という「構造」で説明しました。古典文献を使って神がかっていたものを、人の手で操作できるように構造的にしたのが分かります。

ヒトは、他の動物と違って動物本能を垂れ流しにすることなく、その動物的なエロス(生)のリビドーのエネルギーは無意識下に「エス」として「超自我」が抑圧しているのです。

それを意識するものとして「自我」を定義しました。

 

対して、ユングはそこまで細かく定義せず、もっと分かりやすく意識と無意識の関係だけで捉えました。

ユングは、フロイトと違いユダヤ教ではなく、キリスト教プロテスタント(ルター派)の生まれでした。
プロテスタント系のルター派は「罪」に関して、悔い改めるべきものとしながらも、キリスト教カトリックやユダヤ教よりは重視はしないので、「意識」と「無意識」のシンプルな対立でよかったのです。

ここまではユングとほぼ共通だったのですが、「無意識」の中身について、フロイトのようなユダヤ教ベースの説明ではどうも腑に落ちず、大好きだった仏教の東洋的な構造で説明しようとしたと思われます。
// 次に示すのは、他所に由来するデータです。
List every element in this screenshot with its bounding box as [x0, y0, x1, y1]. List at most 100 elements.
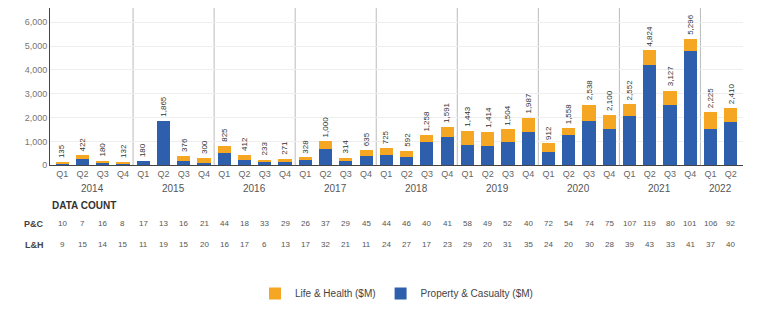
- svg-text:17: 17: [422, 240, 431, 249]
- svg-text:Q1: Q1: [56, 169, 68, 179]
- svg-text:912: 912: [544, 126, 553, 140]
- svg-text:16: 16: [98, 219, 107, 228]
- svg-text:2,000: 2,000: [25, 113, 48, 123]
- svg-text:Q3: Q3: [259, 169, 271, 179]
- svg-text:L&H: L&H: [25, 240, 44, 250]
- svg-text:41: 41: [686, 240, 695, 249]
- svg-text:16: 16: [179, 219, 188, 228]
- svg-text:2022: 2022: [709, 183, 732, 194]
- svg-text:2016: 2016: [243, 183, 266, 194]
- svg-text:19: 19: [159, 240, 168, 249]
- svg-text:233: 233: [260, 142, 269, 156]
- svg-text:180: 180: [138, 143, 147, 157]
- svg-text:28: 28: [605, 240, 614, 249]
- svg-text:58: 58: [463, 219, 472, 228]
- svg-text:21: 21: [200, 219, 209, 228]
- svg-text:Q3: Q3: [178, 169, 190, 179]
- svg-text:Q2: Q2: [239, 169, 251, 179]
- svg-text:49: 49: [483, 219, 492, 228]
- svg-text:80: 80: [666, 219, 675, 228]
- svg-text:11: 11: [139, 240, 148, 249]
- svg-text:2,225: 2,225: [706, 88, 715, 109]
- svg-text:376: 376: [180, 138, 189, 152]
- svg-text:40: 40: [422, 219, 431, 228]
- svg-text:Q4: Q4: [279, 169, 291, 179]
- svg-text:6,000: 6,000: [25, 17, 48, 27]
- svg-text:Q2: Q2: [644, 169, 656, 179]
- svg-text:1,000: 1,000: [321, 117, 330, 138]
- svg-text:Q4: Q4: [117, 169, 129, 179]
- svg-text:15: 15: [78, 240, 87, 249]
- svg-text:107: 107: [623, 219, 637, 228]
- svg-text:44: 44: [382, 219, 391, 228]
- svg-text:635: 635: [362, 132, 371, 146]
- svg-text:Q3: Q3: [421, 169, 433, 179]
- svg-text:1,591: 1,591: [442, 102, 451, 123]
- svg-text:1,504: 1,504: [503, 105, 512, 126]
- svg-text:2020: 2020: [567, 183, 590, 194]
- svg-text:Q3: Q3: [502, 169, 514, 179]
- svg-text:20: 20: [200, 240, 209, 249]
- svg-text:29: 29: [463, 240, 472, 249]
- svg-text:Q3: Q3: [340, 169, 352, 179]
- svg-text:1,987: 1,987: [524, 93, 533, 114]
- svg-text:10: 10: [58, 219, 67, 228]
- svg-text:3,127: 3,127: [666, 66, 675, 87]
- svg-text:27: 27: [402, 240, 411, 249]
- svg-text:24: 24: [382, 240, 391, 249]
- svg-text:40: 40: [726, 240, 735, 249]
- svg-text:33: 33: [666, 240, 675, 249]
- svg-text:2017: 2017: [324, 183, 347, 194]
- svg-text:119: 119: [643, 219, 656, 228]
- svg-text:3,000: 3,000: [25, 89, 48, 99]
- svg-text:15: 15: [179, 240, 188, 249]
- svg-text:4,824: 4,824: [645, 26, 654, 47]
- svg-text:2,100: 2,100: [605, 90, 614, 111]
- svg-text:2018: 2018: [405, 183, 428, 194]
- svg-text:9: 9: [60, 240, 65, 249]
- svg-text:35: 35: [524, 240, 533, 249]
- svg-text:2015: 2015: [162, 183, 185, 194]
- svg-text:5,000: 5,000: [25, 41, 48, 51]
- svg-text:Q4: Q4: [603, 169, 615, 179]
- svg-text:Q2: Q2: [76, 169, 88, 179]
- svg-text:Q2: Q2: [563, 169, 575, 179]
- svg-text:14: 14: [98, 240, 107, 249]
- svg-text:Q2: Q2: [157, 169, 169, 179]
- svg-text:180: 180: [98, 143, 107, 157]
- svg-text:Q3: Q3: [664, 169, 676, 179]
- svg-text:2,552: 2,552: [625, 80, 634, 101]
- svg-text:20: 20: [564, 240, 573, 249]
- svg-text:Q3: Q3: [97, 169, 109, 179]
- svg-text:592: 592: [403, 133, 412, 147]
- svg-text:Life & Health ($M): Life & Health ($M): [295, 288, 376, 299]
- svg-text:7: 7: [80, 219, 85, 228]
- svg-text:72: 72: [544, 219, 553, 228]
- svg-text:40: 40: [524, 219, 533, 228]
- svg-text:37: 37: [706, 240, 715, 249]
- svg-text:328: 328: [301, 140, 310, 154]
- svg-text:13: 13: [159, 219, 168, 228]
- svg-text:33: 33: [260, 219, 269, 228]
- svg-text:106: 106: [704, 219, 718, 228]
- svg-text:Q4: Q4: [360, 169, 372, 179]
- svg-text:Q4: Q4: [441, 169, 453, 179]
- svg-text:Q1: Q1: [218, 169, 230, 179]
- svg-text:92: 92: [726, 219, 735, 228]
- svg-text:13: 13: [281, 240, 290, 249]
- svg-text:Property & Casualty ($M): Property & Casualty ($M): [421, 288, 533, 299]
- svg-text:26: 26: [301, 219, 310, 228]
- svg-text:1,443: 1,443: [463, 106, 472, 127]
- svg-text:2,538: 2,538: [585, 80, 594, 101]
- svg-text:271: 271: [280, 141, 289, 155]
- svg-text:1,558: 1,558: [564, 104, 573, 125]
- svg-text:11: 11: [362, 240, 371, 249]
- svg-text:31: 31: [503, 240, 512, 249]
- svg-text:52: 52: [503, 219, 512, 228]
- svg-text:54: 54: [564, 219, 573, 228]
- svg-text:1,865: 1,865: [159, 96, 168, 117]
- svg-text:32: 32: [321, 240, 330, 249]
- svg-text:Q1: Q1: [461, 169, 473, 179]
- svg-text:17: 17: [240, 240, 249, 249]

もはやキリスト教プロテスタントから見ても異端中の異端で、これは「グノーシス主義」や「カバラ思想」と言って、キリスト教からは当時「悪魔教」と呼ばれた(※)多神論・汎神論です。
(※)多神論(たしんろん)・・唯一神のGODではなく、日本のように八百万の神様がいるという考え
汎神論(はんしんろん)・・動植物やモノなどにも神様が宿るという考え(愚像崇拝)

具体的な元ネタは、仏教の唯識論の構造です。

特に古代ヒンドゥー教(バラモン教)での本質的一致(梵我一如:ぼんがいちにょ)のウパニシャッドの思想を採用しました。

ウパニシャッドの中心はブラフマン(宇宙我)とアートマン(個人我)の関係で見ます。

そのアートマン(個人我)の中身を、ヒトに置き換えて

阿頼耶識(あらやしき)・・意識
末那識(まなしき)・・無意識

としました。

ここからがいまだに仏教内でも議論のある話なのですが、ウパニシャッド思想では、アートマン(個人我)を管理する普遍的(変わらない存在)としてブラフマン(梵天:宇宙我)という存在があります。

つまり個々のアートマンが、根本はブラフマンと宇宙で繋がってるんだよ、みんな一つなんだよという考えです。

これをユングは、「集合的無意識」と定義しました。

更にこの理論を固めるべく、同じく汎神論で多神論だった古代ユダヤ教の「セフィロトの樹」や「タロット」(要するに占い)を使って説明しました。

このようにフロイトとユングは、「精神」というものを「人が構造的に説明する」ことをした時点で、宗教的にはかなり二人とも異端でした。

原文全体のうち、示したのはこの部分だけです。